Face à cette concentration des pouvoirs, se mobiliser pour refonder la politique du loup devient un acte à la fois symbolique et concret de résistance démocratique. Revendiquer la possibilité de définir, selon les réalités et les seuils d’acceptabilité propres à chaque territoire, une approche différenciée et proportionnée du risque de prédation constitue un test de maturité politique. Dans cette perspective, le loup cesse d’être un problème à éliminer. Il offre au contraire l’opportunité d’exercer un discernement collectif au plus près du terrain, de co-élaborer des règles, afin d’imaginer une gouvernance négociée et contextualisée, coordonnée avec les élus aux échelles pertinentes, intercommunalités, comités de massif, bassins versants, parcs naturels régionaux. Or c’est précisément cette possibilité que l’exécutif préfectoral court-circuite en neutralisant la délibération locale. En Haute-Marne, au printemps 2025, une autorisation de tir a été délivrée à un éleveur, par ailleurs président du Conseil départemental, en moins de vingt-quatre heures, sans évaluation indépendante ni vérification des mesures de protection, au point que des associations ont porté plainte pour violation du droit de l’environnement et conflit d’intérêts.
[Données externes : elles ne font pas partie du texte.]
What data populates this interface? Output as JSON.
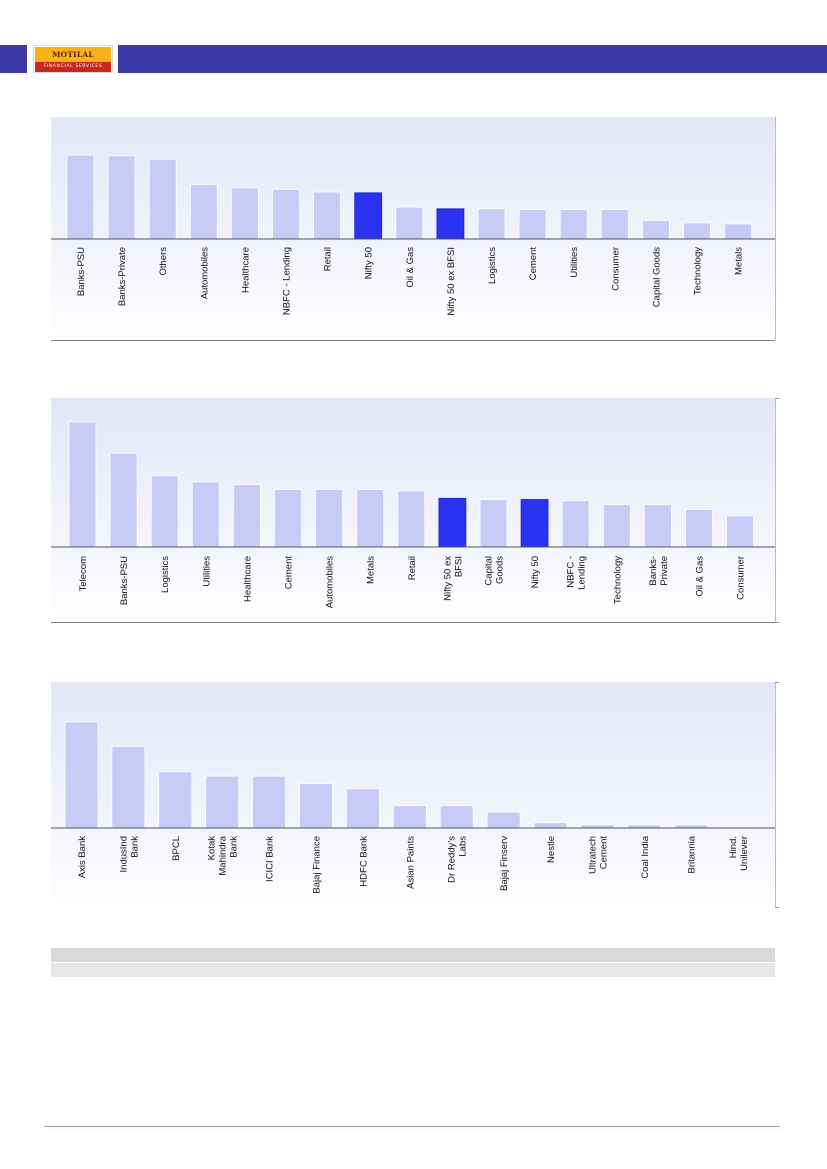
{
  "header": {
    "logo_top": "MOTILAL OSWAL",
    "logo_bottom": "FINANCIAL SERVICES"
  },
  "colors": {
    "header_bar": "#3d3aa8",
    "bar_default": "#c8cbf6",
    "bar_highlight": "#2a33f2"
  },
  "chart_data": [
    {
      "type": "bar",
      "categories": [
        "Banks-PSU",
        "Banks-Private",
        "Others",
        "Automobiles",
        "Healthcare",
        "NBFC - Lending",
        "Retail",
        "Nifty 50",
        "Oil & Gas",
        "Nifty 50 ex BFSI",
        "Logistics",
        "Cement",
        "Utilities",
        "Consumer",
        "Capital Goods",
        "Technology",
        "Metals"
      ],
      "values": [
        100,
        99,
        95,
        65,
        61,
        59,
        56,
        55,
        38,
        36,
        36,
        35,
        35,
        35,
        22,
        19,
        18
      ],
      "highlight": [
        "Nifty 50",
        "Nifty 50 ex BFSI"
      ],
      "grid": false
    },
    {
      "type": "bar",
      "categories": [
        "Telecom",
        "Banks-PSU",
        "Logistics",
        "Utilities",
        "Healthcare",
        "Cement",
        "Automobiles",
        "Metals",
        "Retail",
        "Nifty 50 ex BFSI",
        "Capital Goods",
        "Nifty 50",
        "NBFC - Lending",
        "Technology",
        "Banks-Private",
        "Oil & Gas",
        "Consumer"
      ],
      "tick_labels": [
        [
          "Telecom"
        ],
        [
          "Banks-PSU"
        ],
        [
          "Logistics"
        ],
        [
          "Utilities"
        ],
        [
          "Healthcare"
        ],
        [
          "Cement"
        ],
        [
          "Automobiles"
        ],
        [
          "Metals"
        ],
        [
          "Retail"
        ],
        [
          "Nifty 50 ex",
          "BFSI"
        ],
        [
          "Capital",
          "Goods"
        ],
        [
          "Nifty 50"
        ],
        [
          "NBFC -",
          "Lending"
        ],
        [
          "Technology"
        ],
        [
          "Banks-",
          "Private"
        ],
        [
          "Oil & Gas"
        ],
        [
          "Consumer"
        ]
      ],
      "values": [
        100,
        75,
        57,
        52,
        50,
        46,
        46,
        46,
        45,
        39,
        38,
        38,
        37,
        34,
        34,
        30,
        25
      ],
      "highlight": [
        "Nifty 50 ex BFSI",
        "Nifty 50"
      ],
      "grid": false
    },
    {
      "type": "bar",
      "categories": [
        "Axis Bank",
        "IndusInd Bank",
        "BPCL",
        "Kotak Mahindra Bank",
        "ICICI Bank",
        "Bajaj Finance",
        "HDFC Bank",
        "Asian Paints",
        "Dr Reddy's Labs",
        "Bajaj Finserv",
        "Nestle",
        "Ultratech Cement",
        "Coal India",
        "Britannia",
        "Hind. Unilever"
      ],
      "tick_labels": [
        [
          "Axis Bank"
        ],
        [
          "IndusInd",
          "Bank"
        ],
        [
          "BPCL"
        ],
        [
          "Kotak",
          "Mahindra",
          "Bank"
        ],
        [
          "ICICI Bank"
        ],
        [
          "Bajaj Finance"
        ],
        [
          "HDFC Bank"
        ],
        [
          "Asian Paints"
        ],
        [
          "Dr Reddy’s",
          "Labs"
        ],
        [
          "Bajaj Finserv"
        ],
        [
          "Nestle"
        ],
        [
          "Ultratech",
          "Cement"
        ],
        [
          "Coal India"
        ],
        [
          "Britannia"
        ],
        [
          "Hind.",
          "Unilever"
        ]
      ],
      "values": [
        100,
        77,
        53,
        49,
        49,
        42,
        37,
        21,
        21,
        15,
        5,
        3,
        3,
        3,
        1
      ],
      "highlight": [],
      "grid": false
    }
  ]
}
Cette logique se retrouve dans la gestion de l’eau, de la forêt, de la santé ou de l’énergie. Des méga-bassines aux coupes rases dans les forêts publiques, des fermetures de maternités ou de services d’urgence jusqu’à la relance des EPR2, aux grands parcs éoliens ou photovoltaïques planifiés sans concertation, une même centralisation technocratique s’impose. Partout, la décision s’éloigne du terrain au nom de l’efficacité, transformant les milieux en simples ressources à gérer et retirant aux habitants la possibilité de participer aux choix qui engagent leur avenir commun.
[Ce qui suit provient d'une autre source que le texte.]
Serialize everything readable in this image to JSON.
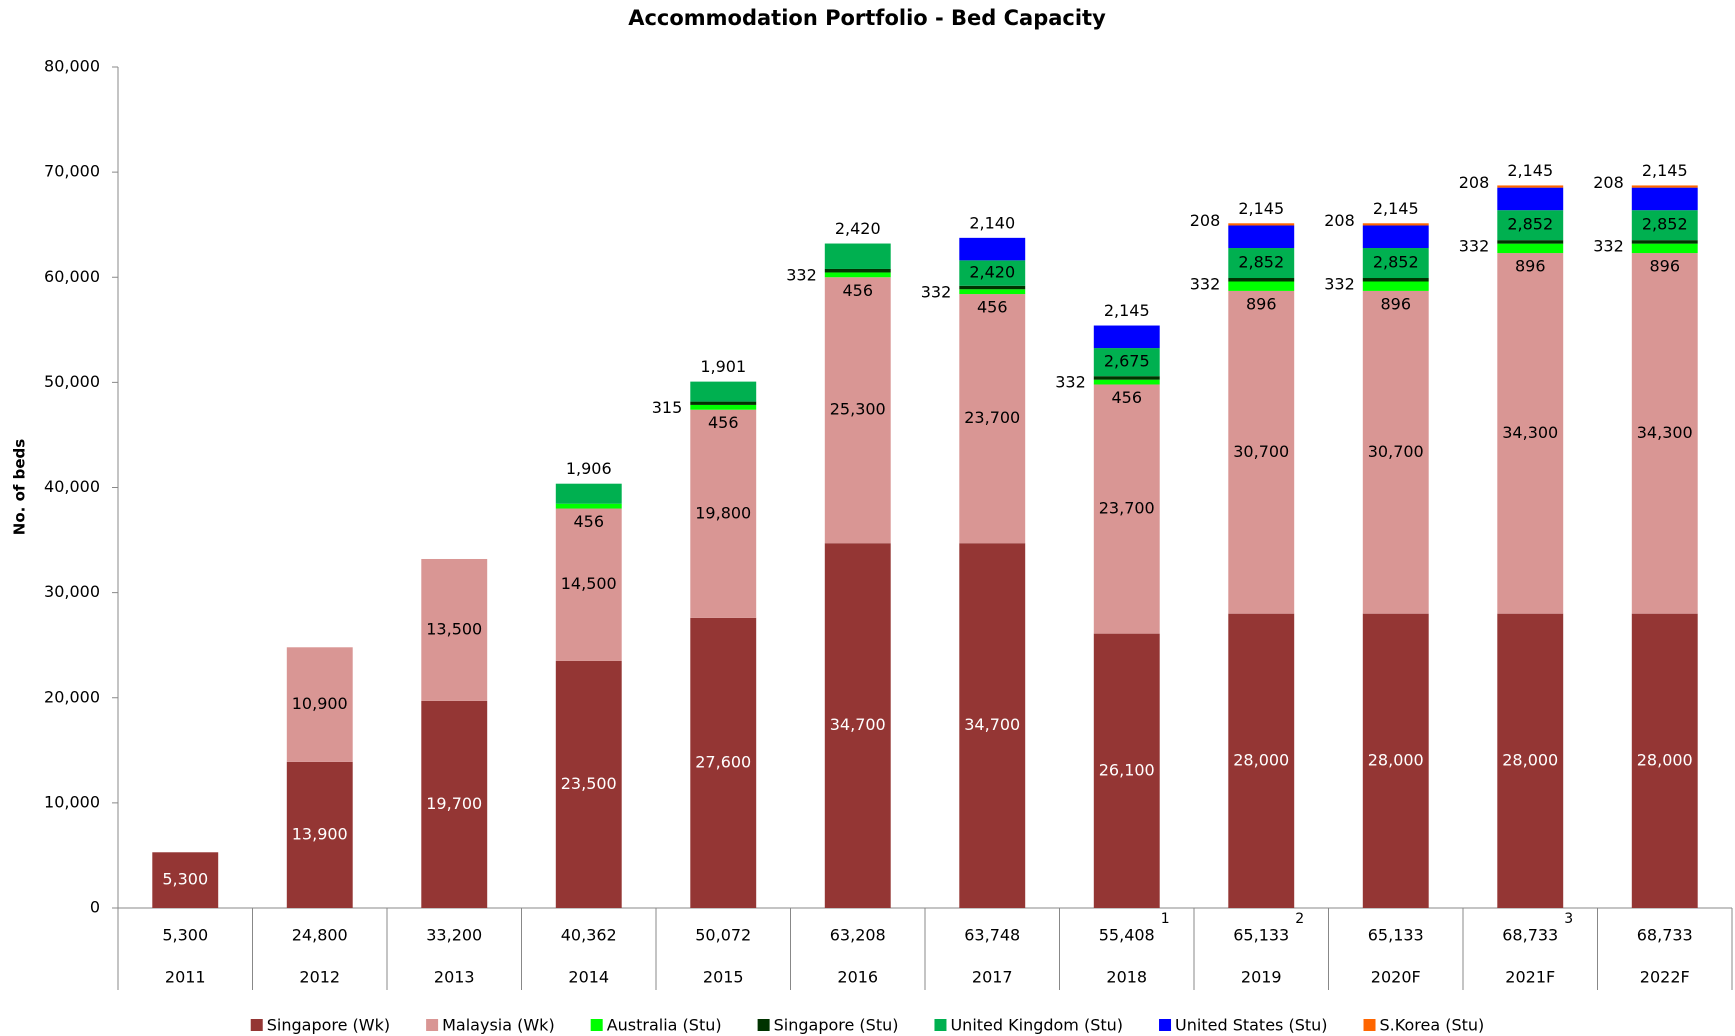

L’enjeu est de sortir de l’alternative stérile entre économie et écologie, entre le pastoralisme et le loup, pour redéfinir le cadre du débat public à l’aune de l’habitabilité des territoires, en tenant ensemble culture, santé, eau, biodiversité et alimentation, afin que les campagnes redeviennent des espaces d’apprentissage et d’invention éco-politiques. C’est pourquoi, en impliquant aux côtés des éleveurs non seulement les chasseurs et les forestiers, mais aussi les naturalistes, enseignants, acteurs culturels, artistes, soignants et habitants, nous défendons une écologie des pratiques démocratiques. Aux arbitrages dérogatoires des autorités préfectorales, opposons des jurisprudences citoyennes. Faisons émerger des micro-parlements pour une ruralité vivante, capables d’articuler savoirs vernaculaires et habitants avec les savoirs scientifiques, pour constituer un contre-pouvoir enraciné dans les milieux de vie, apte à redonner à la décision publique sa légitimité écologique et collective.